In an article in the journal Nature, scientists from the Albert Einstein College of Medicine in New York predict that the human lifespan will never top 115 years, as science writer Carl Zimmer reports in The New York Times.

Over the last century, human lifespans have increased steadily—most people born in 1900 didn’t live past of the age of 50, while today, the global average life expectancy is 71, and in Japan, the average is 83 years. However, there may be a natural limit to this increase, the researchers argue. They looked at data on the maximum reported age at death in France, Japan, the UK, and the United States—countries that have had the most recorded individuals over 110 years old—and found that though individuals were living longer and longer up until the 1990s, the maximum reported age at death plateaued after reaching about 115 years old. Their models show that the probability of this maximum reaching beyond 125 years old is less than 1 in 10,000.

These ideas, however, are controversial.
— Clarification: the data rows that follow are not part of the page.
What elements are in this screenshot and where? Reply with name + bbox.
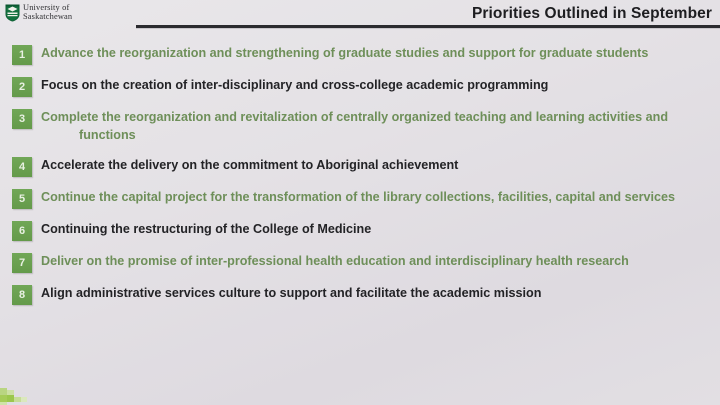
priority-item-text: Align administrative services culture to… xyxy=(41,284,541,303)
title-divider-rule xyxy=(136,25,720,28)
priority-number-badge: 1 xyxy=(12,45,32,65)
corner-pixel-decoration xyxy=(0,383,34,405)
priority-number-badge: 2 xyxy=(12,77,32,97)
priority-number-badge: 7 xyxy=(12,253,32,273)
page-title: Priorities Outlined in September xyxy=(472,5,712,23)
priority-item-text: Complete the reorganization and revitali… xyxy=(41,108,706,145)
priority-item-text: Focus on the creation of inter-disciplin… xyxy=(41,76,548,95)
priority-item-text: Continuing the restructuring of the Coll… xyxy=(41,220,371,239)
priority-item: 8Align administrative services culture t… xyxy=(0,284,720,305)
priority-item: 7Deliver on the promise of inter-profess… xyxy=(0,252,720,273)
deco-block xyxy=(0,388,7,395)
priority-item-text: Continue the capital project for the tra… xyxy=(41,188,675,207)
university-shield-icon xyxy=(5,4,20,22)
priority-item: 2Focus on the creation of inter-discipli… xyxy=(0,76,720,97)
priority-item: 6Continuing the restructuring of the Col… xyxy=(0,220,720,241)
priority-item: 1Advance the reorganization and strength… xyxy=(0,44,720,65)
priority-number-badge: 4 xyxy=(12,157,32,177)
deco-block xyxy=(21,397,27,402)
presentation-slide: University of Saskatchewan Priorities Ou… xyxy=(0,0,720,405)
priority-number-badge: 6 xyxy=(12,221,32,241)
deco-block xyxy=(14,397,21,402)
slide-header: University of Saskatchewan Priorities Ou… xyxy=(0,0,720,32)
logo-line-2: Saskatchewan xyxy=(23,13,72,22)
priority-number-badge: 5 xyxy=(12,189,32,209)
priority-item-text: Accelerate the delivery on the commitmen… xyxy=(41,156,458,175)
priority-item: 4Accelerate the delivery on the commitme… xyxy=(0,156,720,177)
deco-block xyxy=(0,395,7,402)
priority-item: 3Complete the reorganization and revital… xyxy=(0,108,720,145)
priority-number-badge: 3 xyxy=(12,109,32,129)
priority-list: 1Advance the reorganization and strength… xyxy=(0,44,720,316)
deco-block xyxy=(7,395,14,402)
deco-block xyxy=(7,390,14,395)
priority-item: 5Continue the capital project for the tr… xyxy=(0,188,720,209)
logo-wordmark: University of Saskatchewan xyxy=(23,4,72,21)
university-logo: University of Saskatchewan xyxy=(5,4,72,22)
priority-item-text: Deliver on the promise of inter-professi… xyxy=(41,252,629,271)
priority-item-text: Advance the reorganization and strengthe… xyxy=(41,44,648,63)
priority-number-badge: 8 xyxy=(12,285,32,305)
One aging researcher told Zimmer that the concept of a maximum lifespan is so wrong-headed that the publication of this study was a "mistake" and a "travesty." Others argue that future biomedical breakthroughs will allow us to blow past any natural maximum age.

But the geneticists behind this latest study think that there may just be too many factors involved in the aging process to allow us to successfully stave off death for more than 115 years. “To further extend human lifespan, would require interventions beyond improving health span,” they write.

Our maximum natural lifespan might be encoded in our genome, they argue, and while researchers are working on treatments that would extend the human lifespan past the natural maximum—most famously, venture capitalist Peter Thiel has been investing in life-extension startups, like those studying parabiosis, or injecting young people’s blood into the bodies of older individuals. “Although there is no scientific reason why such efforts could not be successful, the possibility is essentially constrained by the myriad of genetic variants that collectively determine species-specific lifespan,” these researchers argue.